Wasn’t Zocor in the papers last week?
Indeed. Zocor is soon to be available in the UK without prescription.
Thereby carrying the fight against heart disease to the public?
That’s the way the Department of Health sees it. But the Consumers’ Association says Britain, as the first country to make this move, is being used as a guinea pig in a government cost-cutting exercise.
Strong stuff. Are they?
No, of course not. At least not according to Ozone, the PR agency promoting Zocor (PRWeek, 20 February). It says the product’s availability is a positive step as consumers take responsibility for their own health and adds that the British Heart Foundation is in favour of making it OTC.

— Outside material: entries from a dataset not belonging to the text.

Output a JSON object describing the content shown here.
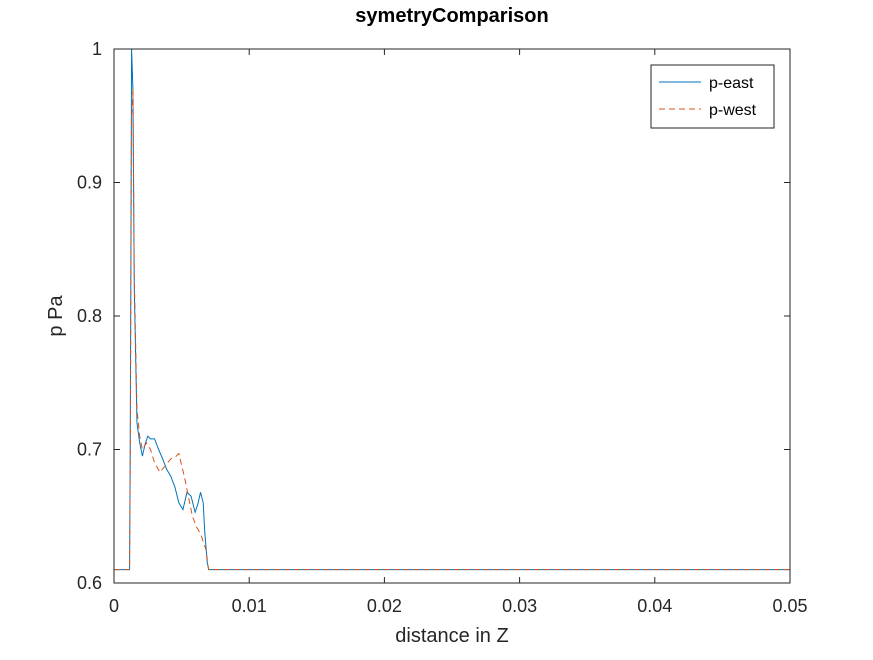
{
  "chart_data": {
    "type": "line",
    "title": "symetryComparison",
    "xlabel": "distance in Z",
    "ylabel": "p Pa",
    "xlim": [
      0,
      0.05
    ],
    "ylim": [
      0.6,
      1.0
    ],
    "xticks": [
      0,
      0.01,
      0.02,
      0.03,
      0.04,
      0.05
    ],
    "xtick_labels": [
      "0",
      "0.01",
      "0.02",
      "0.03",
      "0.04",
      "0.05"
    ],
    "yticks": [
      0.6,
      0.7,
      0.8,
      0.9,
      1.0
    ],
    "ytick_labels": [
      "0.6",
      "0.7",
      "0.8",
      "0.9",
      "1"
    ],
    "grid": false,
    "legend_position": "top-right",
    "series": [
      {
        "name": "p-east",
        "color": "#0072bd",
        "dash": "solid",
        "x": [
          0,
          0.00115,
          0.0012,
          0.0013,
          0.0014,
          0.0015,
          0.0017,
          0.0019,
          0.0021,
          0.0023,
          0.0025,
          0.0027,
          0.003,
          0.0033,
          0.0036,
          0.0039,
          0.0042,
          0.0045,
          0.0048,
          0.0051,
          0.0054,
          0.0057,
          0.006,
          0.0062,
          0.0064,
          0.0066,
          0.0067,
          0.0069,
          0.007,
          0.05
        ],
        "y": [
          0.61,
          0.61,
          0.7,
          1.0,
          0.97,
          0.82,
          0.72,
          0.705,
          0.695,
          0.704,
          0.71,
          0.708,
          0.708,
          0.7,
          0.693,
          0.685,
          0.68,
          0.672,
          0.66,
          0.655,
          0.668,
          0.665,
          0.653,
          0.659,
          0.668,
          0.66,
          0.64,
          0.615,
          0.61,
          0.61
        ]
      },
      {
        "name": "p-west",
        "color": "#d95319",
        "dash": "dashed",
        "x": [
          0,
          0.00115,
          0.0012,
          0.0013,
          0.0014,
          0.0015,
          0.0017,
          0.0019,
          0.0021,
          0.0024,
          0.0027,
          0.003,
          0.0034,
          0.0038,
          0.0042,
          0.0046,
          0.0048,
          0.005,
          0.0052,
          0.0055,
          0.0058,
          0.0061,
          0.0064,
          0.0068,
          0.007,
          0.05
        ],
        "y": [
          0.61,
          0.61,
          0.68,
          0.95,
          0.97,
          0.83,
          0.73,
          0.71,
          0.7,
          0.705,
          0.7,
          0.69,
          0.683,
          0.688,
          0.693,
          0.695,
          0.697,
          0.688,
          0.68,
          0.665,
          0.65,
          0.642,
          0.637,
          0.625,
          0.61,
          0.61
        ]
      }
    ]
  }
}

So what’s the detractors’ problem?
They are worried that pharmacists will not be fully aware of a patient’s medical condition and that GPs will not be able to monitor their progress with the drug.
But aren’t we always told how well-qualified high-street chemists are?
We certainly are, and with good reason. But it does point up the need for sharing clinical information between doctors and pharmacists, says the Royal College of General Practitioners. And the Stroke Association says anyone considering taking simvastatin should consult their GP first. The Government insists pharmacists should still refer people at high risk of heart attack to a GP.
So what happens now?
Johnson & Johnson MSD, which wants to sell Zocor Heart Pro in the UK, has not received a licence from the Medicines and Healthcare Products Regulatory Agency, but the fact that Health Secretary John Reid has announced it will be available is a bit of a giveaway. Expect the first doses in mid-summer.